A mixture of gases is prepared from 76.9 g of O2 and 16.0 g of H2. After the reaction of O2 and H2 is complete, what is the total pressure of the mixture if its temperature is 178 ºC and its volume is 11.0 L? What are the partial pressures of the gases remaining in the mixture?
2H2 + O2 ==> 2H2O
mols H2 = grams/molar mass = about 8 but you need to calculate that as well as all of the other values that follow.
mols O2 = about 4.8. What is the limiting reagent? I think that's H2 and it will produce about 8 mols H2O.
How much O2 will be used. That's
8mols H2 x (1 mol O2/2 mol H2) = 8 x (1/2) = 4 so you will have 0.8 mols O2 remaining. Summary. We have no H2 left, 0.8 mols O2, and we have formed 8 mols H2O. Add total mols and substitute into PV = nRT and solve for Ptotal.
Then calculate mole fraction O2 and H2O.
Then pO2 = XO2 x Ptotal
pH2O = XH2O x Ptotal.
To find the total pressure of the mixture, we need to consider the ideal gas law equation, which states:
PV = nRT
Where:
P is the pressure of the gas
V is the volume of the gas
n is the number of moles of the gas
R is the ideal gas constant (0.0821 L·atm/(mol·K))
T is the temperature in Kelvin
First, let's calculate the number of moles of each gas.
Using the molar mass of O2 (32.00 g/mol), we can calculate the number of moles of O2:
n(O2) = mass(O2) / molar mass(O2)
n(O2) = 76.9 g / 32.00 g/mol
n(O2) = 2.41 mol
Similarly, using the molar mass of H2 (2.02 g/mol), we can calculate the number of moles of H2:
n(H2) = mass(H2) / molar mass(H2)
n(H2) = 16.0 g / 2.02 g/mol
n(H2) = 7.92 mol
Now, let's calculate the total number of moles in the mixture:
n(total) = n(O2) + n(H2)
n(total) = 2.41 mol + 7.92 mol
n(total) = 10.33 mol
Next, we need to convert the temperature from Celsius to Kelvin:
T(K) = T(ºC) + 273.15
T(K) = 178 ºC + 273.15
T(K) = 451.15 K
Now, we can substitute the values into the ideal gas law equation:
P(total) * V = n(total) * R * T
Solving for P(total):
P(total) = (n(total) * R * T) / V
P(total) = (10.33 mol * 0.0821 L·atm/(mol·K) * 451.15 K) / 11.0 L
P(total) = 36.87 atm
Therefore, the total pressure of the mixture is 36.87 atm.
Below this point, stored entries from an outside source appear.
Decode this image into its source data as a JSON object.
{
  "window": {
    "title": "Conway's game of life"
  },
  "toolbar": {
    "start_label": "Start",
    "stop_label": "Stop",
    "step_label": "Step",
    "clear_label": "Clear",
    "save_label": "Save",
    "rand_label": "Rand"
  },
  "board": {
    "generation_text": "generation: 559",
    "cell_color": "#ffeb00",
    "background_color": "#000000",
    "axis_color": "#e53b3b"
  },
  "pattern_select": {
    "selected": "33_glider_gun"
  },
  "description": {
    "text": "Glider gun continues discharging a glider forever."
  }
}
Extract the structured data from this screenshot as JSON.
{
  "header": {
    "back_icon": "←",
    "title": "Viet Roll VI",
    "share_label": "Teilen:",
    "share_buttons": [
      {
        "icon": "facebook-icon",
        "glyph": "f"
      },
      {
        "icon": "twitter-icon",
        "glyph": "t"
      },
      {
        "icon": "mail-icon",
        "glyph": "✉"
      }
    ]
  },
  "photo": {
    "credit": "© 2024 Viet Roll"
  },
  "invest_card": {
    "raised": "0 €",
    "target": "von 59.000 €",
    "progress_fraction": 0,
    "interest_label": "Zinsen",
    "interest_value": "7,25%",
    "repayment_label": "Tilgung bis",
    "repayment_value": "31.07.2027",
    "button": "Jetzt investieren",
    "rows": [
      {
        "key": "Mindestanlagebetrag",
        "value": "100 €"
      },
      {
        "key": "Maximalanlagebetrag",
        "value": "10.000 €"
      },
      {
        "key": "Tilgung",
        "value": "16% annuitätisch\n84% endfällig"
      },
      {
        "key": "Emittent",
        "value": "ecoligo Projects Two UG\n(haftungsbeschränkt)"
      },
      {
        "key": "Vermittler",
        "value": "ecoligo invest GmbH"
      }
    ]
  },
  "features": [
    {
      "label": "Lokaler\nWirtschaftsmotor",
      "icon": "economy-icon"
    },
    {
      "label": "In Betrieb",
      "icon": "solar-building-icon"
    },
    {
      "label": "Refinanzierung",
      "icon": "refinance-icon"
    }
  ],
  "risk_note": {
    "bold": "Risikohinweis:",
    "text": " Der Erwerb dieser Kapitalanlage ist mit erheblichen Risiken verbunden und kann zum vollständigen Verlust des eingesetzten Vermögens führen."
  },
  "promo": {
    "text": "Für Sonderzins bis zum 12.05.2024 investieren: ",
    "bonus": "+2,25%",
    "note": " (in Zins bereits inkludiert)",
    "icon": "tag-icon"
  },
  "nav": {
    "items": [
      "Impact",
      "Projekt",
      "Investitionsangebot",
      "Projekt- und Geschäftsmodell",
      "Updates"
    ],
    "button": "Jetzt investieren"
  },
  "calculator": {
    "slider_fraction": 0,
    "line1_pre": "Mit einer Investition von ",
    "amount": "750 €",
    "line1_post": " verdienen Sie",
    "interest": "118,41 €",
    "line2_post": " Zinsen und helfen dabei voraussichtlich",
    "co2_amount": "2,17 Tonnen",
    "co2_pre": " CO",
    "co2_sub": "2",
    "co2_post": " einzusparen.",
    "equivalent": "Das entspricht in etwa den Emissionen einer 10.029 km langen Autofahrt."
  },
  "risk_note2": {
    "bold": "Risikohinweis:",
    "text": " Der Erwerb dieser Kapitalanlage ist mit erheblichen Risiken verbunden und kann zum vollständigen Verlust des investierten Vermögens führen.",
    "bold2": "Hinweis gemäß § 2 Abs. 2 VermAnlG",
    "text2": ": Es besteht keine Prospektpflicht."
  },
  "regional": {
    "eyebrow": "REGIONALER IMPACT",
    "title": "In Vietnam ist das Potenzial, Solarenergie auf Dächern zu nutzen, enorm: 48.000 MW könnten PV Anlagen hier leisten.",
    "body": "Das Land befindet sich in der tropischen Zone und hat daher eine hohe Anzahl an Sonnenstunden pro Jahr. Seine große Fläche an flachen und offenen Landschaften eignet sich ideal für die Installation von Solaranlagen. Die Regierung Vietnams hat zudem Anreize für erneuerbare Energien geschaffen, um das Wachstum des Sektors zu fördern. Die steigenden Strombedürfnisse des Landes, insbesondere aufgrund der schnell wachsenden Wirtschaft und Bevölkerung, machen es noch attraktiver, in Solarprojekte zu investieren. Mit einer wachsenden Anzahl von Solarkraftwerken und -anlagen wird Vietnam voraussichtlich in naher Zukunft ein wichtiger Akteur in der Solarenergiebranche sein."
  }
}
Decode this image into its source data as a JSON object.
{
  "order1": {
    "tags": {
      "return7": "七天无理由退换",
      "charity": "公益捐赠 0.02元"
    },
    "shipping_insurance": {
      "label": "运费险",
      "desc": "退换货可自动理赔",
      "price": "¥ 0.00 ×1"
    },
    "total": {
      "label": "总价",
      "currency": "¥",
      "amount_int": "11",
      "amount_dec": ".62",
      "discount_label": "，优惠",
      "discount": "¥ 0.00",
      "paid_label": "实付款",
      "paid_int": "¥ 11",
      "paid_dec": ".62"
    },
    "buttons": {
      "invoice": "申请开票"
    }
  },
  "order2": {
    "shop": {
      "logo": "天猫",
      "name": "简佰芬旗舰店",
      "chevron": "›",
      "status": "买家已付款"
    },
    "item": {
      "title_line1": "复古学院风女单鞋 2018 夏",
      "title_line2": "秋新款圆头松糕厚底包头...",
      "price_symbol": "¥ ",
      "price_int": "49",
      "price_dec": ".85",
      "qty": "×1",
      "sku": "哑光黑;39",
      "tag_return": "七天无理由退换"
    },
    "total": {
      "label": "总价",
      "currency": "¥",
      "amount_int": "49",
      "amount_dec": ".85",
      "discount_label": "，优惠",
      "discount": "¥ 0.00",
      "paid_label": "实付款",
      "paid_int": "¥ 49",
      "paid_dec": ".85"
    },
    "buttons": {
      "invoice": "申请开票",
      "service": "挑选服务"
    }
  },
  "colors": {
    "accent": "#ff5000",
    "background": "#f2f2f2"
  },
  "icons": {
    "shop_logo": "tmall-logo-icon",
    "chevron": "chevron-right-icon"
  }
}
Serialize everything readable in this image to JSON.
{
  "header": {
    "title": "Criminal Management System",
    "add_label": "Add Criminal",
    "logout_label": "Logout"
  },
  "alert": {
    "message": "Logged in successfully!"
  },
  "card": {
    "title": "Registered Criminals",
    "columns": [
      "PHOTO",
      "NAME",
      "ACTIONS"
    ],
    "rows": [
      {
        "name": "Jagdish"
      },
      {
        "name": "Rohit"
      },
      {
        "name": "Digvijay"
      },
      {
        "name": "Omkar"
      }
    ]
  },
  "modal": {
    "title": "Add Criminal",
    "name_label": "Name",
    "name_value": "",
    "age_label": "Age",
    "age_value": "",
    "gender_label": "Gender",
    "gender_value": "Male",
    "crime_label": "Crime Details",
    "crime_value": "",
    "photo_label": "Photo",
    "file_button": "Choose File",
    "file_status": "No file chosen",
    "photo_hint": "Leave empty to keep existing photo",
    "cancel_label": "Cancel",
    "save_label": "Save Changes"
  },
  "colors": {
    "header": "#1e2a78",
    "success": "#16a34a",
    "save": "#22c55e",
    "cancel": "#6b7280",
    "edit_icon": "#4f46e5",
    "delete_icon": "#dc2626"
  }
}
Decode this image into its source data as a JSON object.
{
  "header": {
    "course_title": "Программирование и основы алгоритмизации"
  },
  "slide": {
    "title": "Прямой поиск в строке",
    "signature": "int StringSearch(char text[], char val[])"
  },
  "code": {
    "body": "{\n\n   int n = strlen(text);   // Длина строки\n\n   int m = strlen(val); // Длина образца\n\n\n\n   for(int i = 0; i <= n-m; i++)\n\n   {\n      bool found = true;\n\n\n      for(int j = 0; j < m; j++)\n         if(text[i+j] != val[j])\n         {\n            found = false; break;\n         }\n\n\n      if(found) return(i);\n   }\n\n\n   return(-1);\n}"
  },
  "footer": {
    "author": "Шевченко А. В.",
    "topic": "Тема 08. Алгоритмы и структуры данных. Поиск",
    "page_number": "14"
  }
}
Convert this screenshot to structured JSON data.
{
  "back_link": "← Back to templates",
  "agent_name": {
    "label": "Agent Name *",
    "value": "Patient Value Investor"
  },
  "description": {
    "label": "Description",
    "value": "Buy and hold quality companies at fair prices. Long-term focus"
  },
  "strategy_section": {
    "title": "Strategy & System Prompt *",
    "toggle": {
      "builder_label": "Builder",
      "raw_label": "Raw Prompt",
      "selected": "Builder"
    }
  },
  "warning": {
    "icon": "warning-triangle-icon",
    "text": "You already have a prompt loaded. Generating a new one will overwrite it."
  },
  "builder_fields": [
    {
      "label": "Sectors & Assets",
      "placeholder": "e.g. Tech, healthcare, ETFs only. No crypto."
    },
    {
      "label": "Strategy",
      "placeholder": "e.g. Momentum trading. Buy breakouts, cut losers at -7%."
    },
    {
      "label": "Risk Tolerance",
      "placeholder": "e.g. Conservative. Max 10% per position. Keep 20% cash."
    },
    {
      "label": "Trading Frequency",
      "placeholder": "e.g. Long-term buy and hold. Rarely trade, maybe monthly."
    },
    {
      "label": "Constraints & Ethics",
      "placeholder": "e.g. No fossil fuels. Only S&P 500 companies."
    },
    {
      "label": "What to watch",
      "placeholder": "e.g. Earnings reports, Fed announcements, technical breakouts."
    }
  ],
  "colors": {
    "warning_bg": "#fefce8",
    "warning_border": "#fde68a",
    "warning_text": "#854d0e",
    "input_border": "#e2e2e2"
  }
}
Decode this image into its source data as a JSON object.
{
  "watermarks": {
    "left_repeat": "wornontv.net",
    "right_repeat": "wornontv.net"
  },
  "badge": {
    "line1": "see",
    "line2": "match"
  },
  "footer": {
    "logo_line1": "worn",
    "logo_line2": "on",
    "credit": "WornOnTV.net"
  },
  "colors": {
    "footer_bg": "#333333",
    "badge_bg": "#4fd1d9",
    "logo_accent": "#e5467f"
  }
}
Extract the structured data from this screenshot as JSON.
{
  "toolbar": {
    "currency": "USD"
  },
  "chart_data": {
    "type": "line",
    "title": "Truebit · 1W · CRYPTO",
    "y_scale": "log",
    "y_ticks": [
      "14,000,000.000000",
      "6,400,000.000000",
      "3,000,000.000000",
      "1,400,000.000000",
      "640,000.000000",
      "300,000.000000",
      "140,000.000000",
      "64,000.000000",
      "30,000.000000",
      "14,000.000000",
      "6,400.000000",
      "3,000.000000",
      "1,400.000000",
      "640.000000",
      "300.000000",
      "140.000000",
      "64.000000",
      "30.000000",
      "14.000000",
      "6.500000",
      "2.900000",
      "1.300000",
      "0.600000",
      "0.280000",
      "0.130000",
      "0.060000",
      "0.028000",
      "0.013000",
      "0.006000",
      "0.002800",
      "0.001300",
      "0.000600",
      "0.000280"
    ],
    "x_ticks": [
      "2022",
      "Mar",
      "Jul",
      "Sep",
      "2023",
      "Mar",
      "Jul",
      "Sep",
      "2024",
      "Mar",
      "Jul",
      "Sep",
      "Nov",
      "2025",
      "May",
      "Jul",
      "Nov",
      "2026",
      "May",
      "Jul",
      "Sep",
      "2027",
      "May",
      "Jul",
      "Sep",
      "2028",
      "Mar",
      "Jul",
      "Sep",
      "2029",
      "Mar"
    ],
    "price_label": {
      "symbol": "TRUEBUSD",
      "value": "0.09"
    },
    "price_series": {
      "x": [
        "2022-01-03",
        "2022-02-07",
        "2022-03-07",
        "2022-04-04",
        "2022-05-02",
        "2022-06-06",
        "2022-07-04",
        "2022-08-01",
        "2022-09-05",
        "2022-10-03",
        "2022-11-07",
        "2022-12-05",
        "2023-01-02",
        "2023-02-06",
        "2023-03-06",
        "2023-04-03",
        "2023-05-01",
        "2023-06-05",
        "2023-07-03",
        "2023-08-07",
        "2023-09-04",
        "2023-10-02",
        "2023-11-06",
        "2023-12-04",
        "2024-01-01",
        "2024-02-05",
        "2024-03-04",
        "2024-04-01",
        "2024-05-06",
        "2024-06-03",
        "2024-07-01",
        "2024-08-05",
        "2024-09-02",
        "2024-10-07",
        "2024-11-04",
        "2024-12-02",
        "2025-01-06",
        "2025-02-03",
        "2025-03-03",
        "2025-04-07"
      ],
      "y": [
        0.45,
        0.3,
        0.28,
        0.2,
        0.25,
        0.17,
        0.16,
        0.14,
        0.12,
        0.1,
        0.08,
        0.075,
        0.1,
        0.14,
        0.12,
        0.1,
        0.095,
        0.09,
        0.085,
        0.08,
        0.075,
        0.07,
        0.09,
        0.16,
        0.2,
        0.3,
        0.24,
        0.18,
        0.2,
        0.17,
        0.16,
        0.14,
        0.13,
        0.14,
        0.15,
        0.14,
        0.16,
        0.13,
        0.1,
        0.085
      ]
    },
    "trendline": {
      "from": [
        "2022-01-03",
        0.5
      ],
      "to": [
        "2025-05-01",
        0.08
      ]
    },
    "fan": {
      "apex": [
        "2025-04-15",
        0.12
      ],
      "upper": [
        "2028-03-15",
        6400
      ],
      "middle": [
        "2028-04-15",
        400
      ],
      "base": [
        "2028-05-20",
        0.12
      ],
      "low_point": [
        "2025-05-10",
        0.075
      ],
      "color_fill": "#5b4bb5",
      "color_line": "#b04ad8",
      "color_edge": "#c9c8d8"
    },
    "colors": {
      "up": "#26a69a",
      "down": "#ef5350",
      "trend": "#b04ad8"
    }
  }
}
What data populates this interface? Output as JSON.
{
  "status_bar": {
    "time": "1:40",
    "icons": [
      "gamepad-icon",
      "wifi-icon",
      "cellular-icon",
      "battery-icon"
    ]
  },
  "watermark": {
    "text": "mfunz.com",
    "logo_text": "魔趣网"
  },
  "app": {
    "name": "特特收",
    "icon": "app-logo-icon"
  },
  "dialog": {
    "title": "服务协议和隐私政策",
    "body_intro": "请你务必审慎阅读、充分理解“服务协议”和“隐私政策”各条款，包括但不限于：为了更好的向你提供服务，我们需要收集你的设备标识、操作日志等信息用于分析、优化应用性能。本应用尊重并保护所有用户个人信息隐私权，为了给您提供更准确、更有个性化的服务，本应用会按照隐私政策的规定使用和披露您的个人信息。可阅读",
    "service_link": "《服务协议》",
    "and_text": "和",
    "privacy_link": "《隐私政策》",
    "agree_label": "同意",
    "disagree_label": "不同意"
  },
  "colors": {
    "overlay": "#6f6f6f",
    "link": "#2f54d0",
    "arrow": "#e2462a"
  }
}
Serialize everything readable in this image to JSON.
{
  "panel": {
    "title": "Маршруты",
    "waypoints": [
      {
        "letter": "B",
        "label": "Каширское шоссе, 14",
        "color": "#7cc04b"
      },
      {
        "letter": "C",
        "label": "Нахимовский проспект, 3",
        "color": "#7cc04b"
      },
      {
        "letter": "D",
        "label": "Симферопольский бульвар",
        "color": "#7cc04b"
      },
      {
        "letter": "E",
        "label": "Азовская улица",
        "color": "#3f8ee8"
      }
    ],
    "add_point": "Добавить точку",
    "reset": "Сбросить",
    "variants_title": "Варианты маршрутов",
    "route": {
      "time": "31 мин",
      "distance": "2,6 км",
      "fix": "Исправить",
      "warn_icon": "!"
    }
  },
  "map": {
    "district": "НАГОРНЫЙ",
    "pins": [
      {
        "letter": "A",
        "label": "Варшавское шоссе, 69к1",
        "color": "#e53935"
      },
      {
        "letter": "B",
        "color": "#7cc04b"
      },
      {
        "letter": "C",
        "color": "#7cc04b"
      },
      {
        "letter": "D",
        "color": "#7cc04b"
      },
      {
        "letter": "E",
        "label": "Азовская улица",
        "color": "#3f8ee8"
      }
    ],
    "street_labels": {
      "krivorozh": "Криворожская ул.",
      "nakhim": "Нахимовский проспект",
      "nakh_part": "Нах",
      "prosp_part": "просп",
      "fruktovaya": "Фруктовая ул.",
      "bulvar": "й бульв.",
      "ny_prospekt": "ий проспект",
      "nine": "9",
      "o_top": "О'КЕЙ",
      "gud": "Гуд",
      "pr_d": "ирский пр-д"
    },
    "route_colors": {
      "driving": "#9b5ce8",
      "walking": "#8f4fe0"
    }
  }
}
To find the partial pressures of the remaining gases, we can apply Dalton's law of partial pressures, which states that the total pressure of a mixture of gases is equal to the sum of the partial pressures of its components.
In this case, after the reaction of O2 and H2 is complete, the partial pressure of O2 remaining is equal to its initial partial pressure, and the partial pressure of H2 remaining is also equal to its initial partial pressure.
Therefore, the partial pressures of the remaining gases are:
Partial pressure of O2 = P(O2) = 36.87 atm
Partial pressure of H2 = P(H2) = 36.87 atm
So, both gases have a partial pressure of 36.87 atm in the mixture.